En une semaine, plus de 150 commandants, combattants et affiliés de groupes terroristes se sont rendus à l’armée nigériane dans la région du Nord-Est, contre une cinquantaine la semaine précédente. Cette augmentation spectaculaire, annoncée par le commandement de l’opération HADIN KAI, marque un tournant dans la lutte contre l’insurrection qui ravage cette zone depuis plus d’une décennie. L’armée y voit le résultat direct d’une stratégie combinant pression militaire, renseignement offensif et appels au désengagement.
Selon le communiqué militaire, cette vague de redditions traduit un affaiblissement concret des capacités opérationnelles des groupes armés. Les terroristes voient leur liberté de mouvement réduite, leurs lignes logistiques coupées et leurs sanctuaires progressivement investis. Parallèlement, des armes et des munitions ont été récupérées auprès des défecteurs, ce qui permet à l’état-major de valider l’efficacité de son approche intégrée, où le renseignement humain et technique joue un rôle clé dans l’identification des cibles et la préparation des frappes.

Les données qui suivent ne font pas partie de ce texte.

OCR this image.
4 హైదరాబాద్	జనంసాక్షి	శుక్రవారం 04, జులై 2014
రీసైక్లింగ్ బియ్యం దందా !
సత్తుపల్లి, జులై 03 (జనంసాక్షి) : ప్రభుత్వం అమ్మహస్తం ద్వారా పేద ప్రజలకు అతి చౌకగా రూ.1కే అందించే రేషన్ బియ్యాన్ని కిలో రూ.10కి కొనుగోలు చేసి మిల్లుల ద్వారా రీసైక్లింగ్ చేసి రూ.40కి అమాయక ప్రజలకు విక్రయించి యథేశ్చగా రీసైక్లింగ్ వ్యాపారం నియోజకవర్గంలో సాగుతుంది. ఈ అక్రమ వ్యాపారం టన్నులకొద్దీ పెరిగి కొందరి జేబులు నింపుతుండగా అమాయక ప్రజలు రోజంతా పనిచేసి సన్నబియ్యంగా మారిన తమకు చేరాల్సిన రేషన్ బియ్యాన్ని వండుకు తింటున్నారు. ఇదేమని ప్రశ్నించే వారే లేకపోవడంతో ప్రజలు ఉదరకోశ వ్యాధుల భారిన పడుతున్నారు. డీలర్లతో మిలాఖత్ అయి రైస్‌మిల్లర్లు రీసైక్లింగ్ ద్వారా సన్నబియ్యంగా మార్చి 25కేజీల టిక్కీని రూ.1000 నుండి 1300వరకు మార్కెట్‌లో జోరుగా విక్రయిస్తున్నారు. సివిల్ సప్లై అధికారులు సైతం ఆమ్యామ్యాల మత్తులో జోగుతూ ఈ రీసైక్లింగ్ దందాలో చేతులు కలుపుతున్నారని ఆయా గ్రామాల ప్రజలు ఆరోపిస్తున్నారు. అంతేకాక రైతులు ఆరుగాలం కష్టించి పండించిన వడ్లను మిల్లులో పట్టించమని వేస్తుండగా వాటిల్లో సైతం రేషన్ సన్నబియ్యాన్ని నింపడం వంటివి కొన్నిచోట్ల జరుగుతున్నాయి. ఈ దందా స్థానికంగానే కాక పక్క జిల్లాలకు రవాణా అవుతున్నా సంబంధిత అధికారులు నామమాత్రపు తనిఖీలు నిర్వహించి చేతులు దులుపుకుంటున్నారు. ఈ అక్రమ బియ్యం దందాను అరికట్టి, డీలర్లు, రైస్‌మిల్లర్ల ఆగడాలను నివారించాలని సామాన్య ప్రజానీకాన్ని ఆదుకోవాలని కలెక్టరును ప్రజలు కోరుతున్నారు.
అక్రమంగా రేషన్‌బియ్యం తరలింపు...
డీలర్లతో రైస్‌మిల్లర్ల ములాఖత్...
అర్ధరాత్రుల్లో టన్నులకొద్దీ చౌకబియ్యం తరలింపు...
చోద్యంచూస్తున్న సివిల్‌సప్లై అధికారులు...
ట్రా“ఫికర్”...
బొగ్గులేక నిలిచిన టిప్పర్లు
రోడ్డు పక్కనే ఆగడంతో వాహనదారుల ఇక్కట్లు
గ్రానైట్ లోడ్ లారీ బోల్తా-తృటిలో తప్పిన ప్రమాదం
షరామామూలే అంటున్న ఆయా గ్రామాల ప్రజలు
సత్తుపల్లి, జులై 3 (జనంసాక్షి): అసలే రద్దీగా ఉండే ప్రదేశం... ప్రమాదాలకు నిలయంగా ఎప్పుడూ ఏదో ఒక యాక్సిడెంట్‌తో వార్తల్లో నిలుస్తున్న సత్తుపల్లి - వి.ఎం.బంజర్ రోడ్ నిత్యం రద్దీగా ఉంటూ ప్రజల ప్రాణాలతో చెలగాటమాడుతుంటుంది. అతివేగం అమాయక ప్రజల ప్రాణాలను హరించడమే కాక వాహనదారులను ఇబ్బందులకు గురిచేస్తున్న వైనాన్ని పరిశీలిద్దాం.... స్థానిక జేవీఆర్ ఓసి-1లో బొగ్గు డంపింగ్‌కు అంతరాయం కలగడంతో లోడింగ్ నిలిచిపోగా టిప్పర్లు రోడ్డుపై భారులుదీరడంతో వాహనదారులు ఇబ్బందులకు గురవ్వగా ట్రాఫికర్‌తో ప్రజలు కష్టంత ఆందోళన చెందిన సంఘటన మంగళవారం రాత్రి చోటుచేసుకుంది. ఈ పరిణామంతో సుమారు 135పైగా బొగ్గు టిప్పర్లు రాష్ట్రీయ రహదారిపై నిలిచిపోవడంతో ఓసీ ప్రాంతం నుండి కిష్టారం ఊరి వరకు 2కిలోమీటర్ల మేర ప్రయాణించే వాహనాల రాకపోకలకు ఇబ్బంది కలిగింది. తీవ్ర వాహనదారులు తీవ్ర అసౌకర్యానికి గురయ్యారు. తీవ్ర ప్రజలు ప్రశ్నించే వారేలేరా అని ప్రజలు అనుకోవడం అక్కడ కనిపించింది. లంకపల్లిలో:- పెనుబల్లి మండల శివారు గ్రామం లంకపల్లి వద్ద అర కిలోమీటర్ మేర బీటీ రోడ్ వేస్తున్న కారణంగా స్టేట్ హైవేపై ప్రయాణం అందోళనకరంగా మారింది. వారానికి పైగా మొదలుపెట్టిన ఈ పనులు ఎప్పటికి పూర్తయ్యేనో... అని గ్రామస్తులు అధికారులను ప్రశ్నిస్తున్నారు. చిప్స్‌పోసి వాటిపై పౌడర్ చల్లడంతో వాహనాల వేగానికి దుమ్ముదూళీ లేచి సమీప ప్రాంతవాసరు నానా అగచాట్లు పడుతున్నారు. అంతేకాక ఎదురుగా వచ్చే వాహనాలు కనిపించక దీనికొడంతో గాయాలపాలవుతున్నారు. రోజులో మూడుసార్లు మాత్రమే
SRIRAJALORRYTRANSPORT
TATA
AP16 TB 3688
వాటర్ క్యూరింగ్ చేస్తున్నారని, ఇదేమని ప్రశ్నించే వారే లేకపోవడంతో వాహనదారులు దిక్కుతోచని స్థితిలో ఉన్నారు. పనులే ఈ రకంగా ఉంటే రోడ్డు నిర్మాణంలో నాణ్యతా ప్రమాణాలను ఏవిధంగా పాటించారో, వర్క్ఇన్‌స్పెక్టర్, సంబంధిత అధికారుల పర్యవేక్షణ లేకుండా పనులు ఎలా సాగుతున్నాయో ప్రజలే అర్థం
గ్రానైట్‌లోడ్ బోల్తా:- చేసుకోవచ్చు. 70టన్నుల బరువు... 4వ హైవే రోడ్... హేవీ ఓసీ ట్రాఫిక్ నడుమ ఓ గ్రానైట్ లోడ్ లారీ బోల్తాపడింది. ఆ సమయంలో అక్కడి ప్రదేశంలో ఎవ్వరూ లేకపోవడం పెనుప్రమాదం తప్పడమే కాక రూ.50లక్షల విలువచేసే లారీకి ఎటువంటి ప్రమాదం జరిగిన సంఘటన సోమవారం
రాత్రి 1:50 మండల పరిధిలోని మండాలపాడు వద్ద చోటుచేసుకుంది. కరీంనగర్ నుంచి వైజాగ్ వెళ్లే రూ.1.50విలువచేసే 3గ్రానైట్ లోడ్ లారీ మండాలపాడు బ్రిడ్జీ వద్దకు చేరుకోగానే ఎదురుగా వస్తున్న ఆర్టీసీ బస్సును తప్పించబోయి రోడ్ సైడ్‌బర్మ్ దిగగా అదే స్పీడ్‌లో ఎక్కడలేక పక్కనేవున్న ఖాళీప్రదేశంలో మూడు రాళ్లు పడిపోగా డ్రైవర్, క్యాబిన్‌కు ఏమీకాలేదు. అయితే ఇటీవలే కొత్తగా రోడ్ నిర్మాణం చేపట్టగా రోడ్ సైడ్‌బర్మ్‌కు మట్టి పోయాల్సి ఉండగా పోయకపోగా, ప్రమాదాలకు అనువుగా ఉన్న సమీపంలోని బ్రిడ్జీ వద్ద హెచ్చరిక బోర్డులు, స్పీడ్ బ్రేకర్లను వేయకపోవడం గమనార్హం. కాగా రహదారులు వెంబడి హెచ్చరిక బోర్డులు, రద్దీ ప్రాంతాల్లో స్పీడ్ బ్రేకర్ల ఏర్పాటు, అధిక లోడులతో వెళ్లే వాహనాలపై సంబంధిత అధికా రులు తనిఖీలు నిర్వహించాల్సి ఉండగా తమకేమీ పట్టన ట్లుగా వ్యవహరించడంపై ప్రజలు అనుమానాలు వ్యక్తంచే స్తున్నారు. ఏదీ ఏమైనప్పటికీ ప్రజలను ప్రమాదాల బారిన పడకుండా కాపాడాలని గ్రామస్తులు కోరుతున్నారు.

Le Nord-Est du Nigeria est le théâtre depuis 2009 d’une insurrection menée par Boko Haram, puis par sa dissidence, l’État islamique en Afrique de l’Ouest (ISWAP). Malgré les offensives successives, les groupes terroristes ont longtemps conservé une capacité de nuisance élevée, exploitant les failles sécuritaires et la porosité des frontières avec le Niger, le Tchad et le Cameroun. L’opération HADIN KAI, lancée en 2021, a justement pour objectif de briser cette dynamique en centralisant les efforts de l’armée, des services de renseignement et des forces locales.
Les perspectives immédiates reposent sur deux axes : maintenir la pression militaire pour provoquer d’autres redditions, tout en évitant que ces départs ne soient simplement tactiques, c’est-à-dire dictés par la survie plutôt que par une rupture idéologique durable. L’armée affirme renforcer ses messages de dissuasion et d’incitation au départ, en informant clairement les membres encore actifs des conséquences légales d’une poursuite de leur engagement. Dans les prochains mois, la capacité des autorités à gérer ces centaines de repentis et à les réinsérer ou les juger sera un test majeur pour la consolidation de la paix.
Les personnes qui se rendent sont systématiquement profilées, documentées et prises en charge selon des procédures encadrées par le droit nigérian, précise le commandement. Ce processus vise à distinguer les combattants contraints des cadres historiques, et à éviter toute impunité. Toutefois, des observateurs locaux rappellent que les précédentes amnisties ont parfois été critiquées pour leur manque de transparence, et que la confiance des populations civiles, premières victimes des exactions, dépendra de la rigueur et de l’équité de ces traitements.
Le commandement militaire a salué la résilience des troupes engagées dans HADIN KAI, tout en les exhortant à ne pas relâcher l’étreinte sur les réseaux terroristes. La protection des civils et le rétablissement des services essentiels dans les zones reconquises restent des priorités affichées. Mais l’armée elle-même admet que la seule force ne suffira pas : la communication stratégique et les initiatives civilo-militaires sont désormais considérées comme des leviers aussi déterminants que les frappes aériennes pour transformer cette dynamique de redditions en désarmement durable.